4 How. Pr. 123 | N.Y. Sup. Ct. | 1849

Gridley, Justice.

It is argued by the counsel for the plaintiff, that a trial being, according to the definition contained in the 252d section of the code, “ a judicial examination of the issues,” and there having been no examination of the issues, there has been no trial, and of course the trial fee is not allowable.

I apprehend, however, that the definition of a trial, so far as an issue of *124fact is concerned, is merely declaratory of the existing law. Blackstone defines a trial, “ as the examination of the matter of fact in issue,” (3d vol. p. 330.) It is true that the code includes the examination of issues of law as well as of fact, within the definitions contained in the section before cited, so that what was formerly an argument,” or hearing,” is now a trial. This is the only difference between a trial under the code, and under the former system of practice. (See the Commissioner’s Report, p. 184.)
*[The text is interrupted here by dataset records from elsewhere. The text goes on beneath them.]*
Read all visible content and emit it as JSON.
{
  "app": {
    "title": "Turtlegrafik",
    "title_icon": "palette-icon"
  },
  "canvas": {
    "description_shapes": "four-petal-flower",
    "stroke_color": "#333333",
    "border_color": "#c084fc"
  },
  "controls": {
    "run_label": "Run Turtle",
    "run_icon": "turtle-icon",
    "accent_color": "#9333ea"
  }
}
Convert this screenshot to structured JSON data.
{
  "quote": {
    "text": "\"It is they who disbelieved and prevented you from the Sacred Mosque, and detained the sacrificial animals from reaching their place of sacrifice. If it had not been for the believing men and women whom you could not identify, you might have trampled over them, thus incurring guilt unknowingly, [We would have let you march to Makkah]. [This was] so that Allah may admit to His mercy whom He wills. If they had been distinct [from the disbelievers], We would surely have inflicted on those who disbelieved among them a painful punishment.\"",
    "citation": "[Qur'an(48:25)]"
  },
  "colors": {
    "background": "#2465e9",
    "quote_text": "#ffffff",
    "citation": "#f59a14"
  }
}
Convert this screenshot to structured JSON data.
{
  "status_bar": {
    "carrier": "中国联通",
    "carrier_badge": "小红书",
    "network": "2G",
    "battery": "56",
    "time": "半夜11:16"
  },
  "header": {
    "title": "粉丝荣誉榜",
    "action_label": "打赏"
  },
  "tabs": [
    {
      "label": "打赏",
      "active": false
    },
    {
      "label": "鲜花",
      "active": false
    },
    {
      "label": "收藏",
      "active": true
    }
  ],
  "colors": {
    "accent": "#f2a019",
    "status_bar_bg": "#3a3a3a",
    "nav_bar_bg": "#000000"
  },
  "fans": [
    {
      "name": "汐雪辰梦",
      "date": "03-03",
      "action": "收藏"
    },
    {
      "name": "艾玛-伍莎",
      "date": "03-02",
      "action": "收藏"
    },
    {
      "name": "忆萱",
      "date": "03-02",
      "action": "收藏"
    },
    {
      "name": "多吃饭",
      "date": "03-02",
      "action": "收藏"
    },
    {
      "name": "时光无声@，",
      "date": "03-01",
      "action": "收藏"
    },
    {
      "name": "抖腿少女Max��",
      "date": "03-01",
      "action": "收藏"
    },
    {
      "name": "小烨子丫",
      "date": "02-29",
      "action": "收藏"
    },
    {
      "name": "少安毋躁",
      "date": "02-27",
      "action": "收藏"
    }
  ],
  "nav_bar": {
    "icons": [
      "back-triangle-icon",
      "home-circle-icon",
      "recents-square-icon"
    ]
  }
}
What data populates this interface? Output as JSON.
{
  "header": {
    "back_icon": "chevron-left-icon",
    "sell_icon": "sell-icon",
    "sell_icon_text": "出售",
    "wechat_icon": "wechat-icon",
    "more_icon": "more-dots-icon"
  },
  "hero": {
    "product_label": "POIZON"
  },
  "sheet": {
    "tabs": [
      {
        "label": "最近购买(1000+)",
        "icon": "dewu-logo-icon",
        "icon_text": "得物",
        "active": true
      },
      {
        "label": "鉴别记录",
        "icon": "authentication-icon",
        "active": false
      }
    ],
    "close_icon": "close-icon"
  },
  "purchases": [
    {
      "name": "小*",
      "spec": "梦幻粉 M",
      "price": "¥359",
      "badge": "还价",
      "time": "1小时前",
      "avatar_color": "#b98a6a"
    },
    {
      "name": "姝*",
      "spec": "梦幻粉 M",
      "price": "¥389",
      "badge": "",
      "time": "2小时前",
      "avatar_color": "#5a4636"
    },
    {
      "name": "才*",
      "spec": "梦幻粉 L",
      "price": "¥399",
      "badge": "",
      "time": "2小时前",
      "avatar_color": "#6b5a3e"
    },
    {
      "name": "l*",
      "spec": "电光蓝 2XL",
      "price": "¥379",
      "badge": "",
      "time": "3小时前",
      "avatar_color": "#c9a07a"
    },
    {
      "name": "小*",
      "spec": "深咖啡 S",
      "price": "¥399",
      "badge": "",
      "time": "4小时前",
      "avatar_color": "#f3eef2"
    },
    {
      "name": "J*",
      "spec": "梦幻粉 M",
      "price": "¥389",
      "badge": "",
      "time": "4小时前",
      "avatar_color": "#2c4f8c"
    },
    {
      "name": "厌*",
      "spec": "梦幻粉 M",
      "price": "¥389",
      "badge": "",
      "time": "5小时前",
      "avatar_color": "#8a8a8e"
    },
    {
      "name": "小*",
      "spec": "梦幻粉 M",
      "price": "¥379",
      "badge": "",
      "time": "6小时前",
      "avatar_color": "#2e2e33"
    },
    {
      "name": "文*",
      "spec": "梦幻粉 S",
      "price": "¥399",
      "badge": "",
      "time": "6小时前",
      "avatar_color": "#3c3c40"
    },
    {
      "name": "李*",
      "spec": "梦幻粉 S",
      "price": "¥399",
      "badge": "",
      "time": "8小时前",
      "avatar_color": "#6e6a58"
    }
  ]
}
It cannot be maintained that there is, in the mode- prescribed by the code for obtaining a dismissal of the complaint, an actual examination of the issues. But the cause is put on the calendar for trial, it is called by the judge; and the plaintiff not being present to maintain the issue on his part, the judge, on due proof of the service of notice of trial by the defendant, orders the complaint to be dismissed, as though the plaintiff had appeared and produced his witnesses, and failed to prove his case. It is final disposition of the cause; and though not technically a trial, it has always been held, for the purposes of costs, equivalent to an actual trial. Under the old system, when a cause was placed on the calendar of the court of chancery, the defendant’s solicitor was entitled to take an order dismissing the bill of complaint, on the reading of his notice and proof of service, precisely as the defendant’s counsel did in this case; but it was never doubted that the counsel was entitled to his fee of $8, for arguing the cause. So, too, the counsel fee was universally taxed in the Supreme Court, when the counsel took judgment by de^ fault on proof of service of notice of argument. And yet in neither case was there any actual examination of the issues; but the party who failed to appear, virtually conceded that he could not maintain them on his part. The court, so far from giving a strict construction to the fee bill, have sometimes gone to the very verge of judicial legislation. They have allowed to the attorney the fee for “ attending the trial of a cause,” and for “ arguing a demurrer, &c.,” when the attorney did not in fact perform the service, and was not in fact present at the court, (2 W. R. 265; 19 W. R. 127.) In the case under consideration, however, the allowance of a fee for a trial of the cause is within the spirit and true meaning of the act. The disposition of the case, when called on the calendar, by its final dismissal, is in pursuance of a notice of trial and is for all the purposes of this question equivalent to an actual trial. It would be oppressive upon the successful party, if a plaintiff after having-noticed a cause, could, by omitting to appear when the cause was moved, deprive his adversary of a trial fee which he had been obliged to incur to the counsel who moved the cause. Upon principle and authority, therefore, I think the charge should be allowed.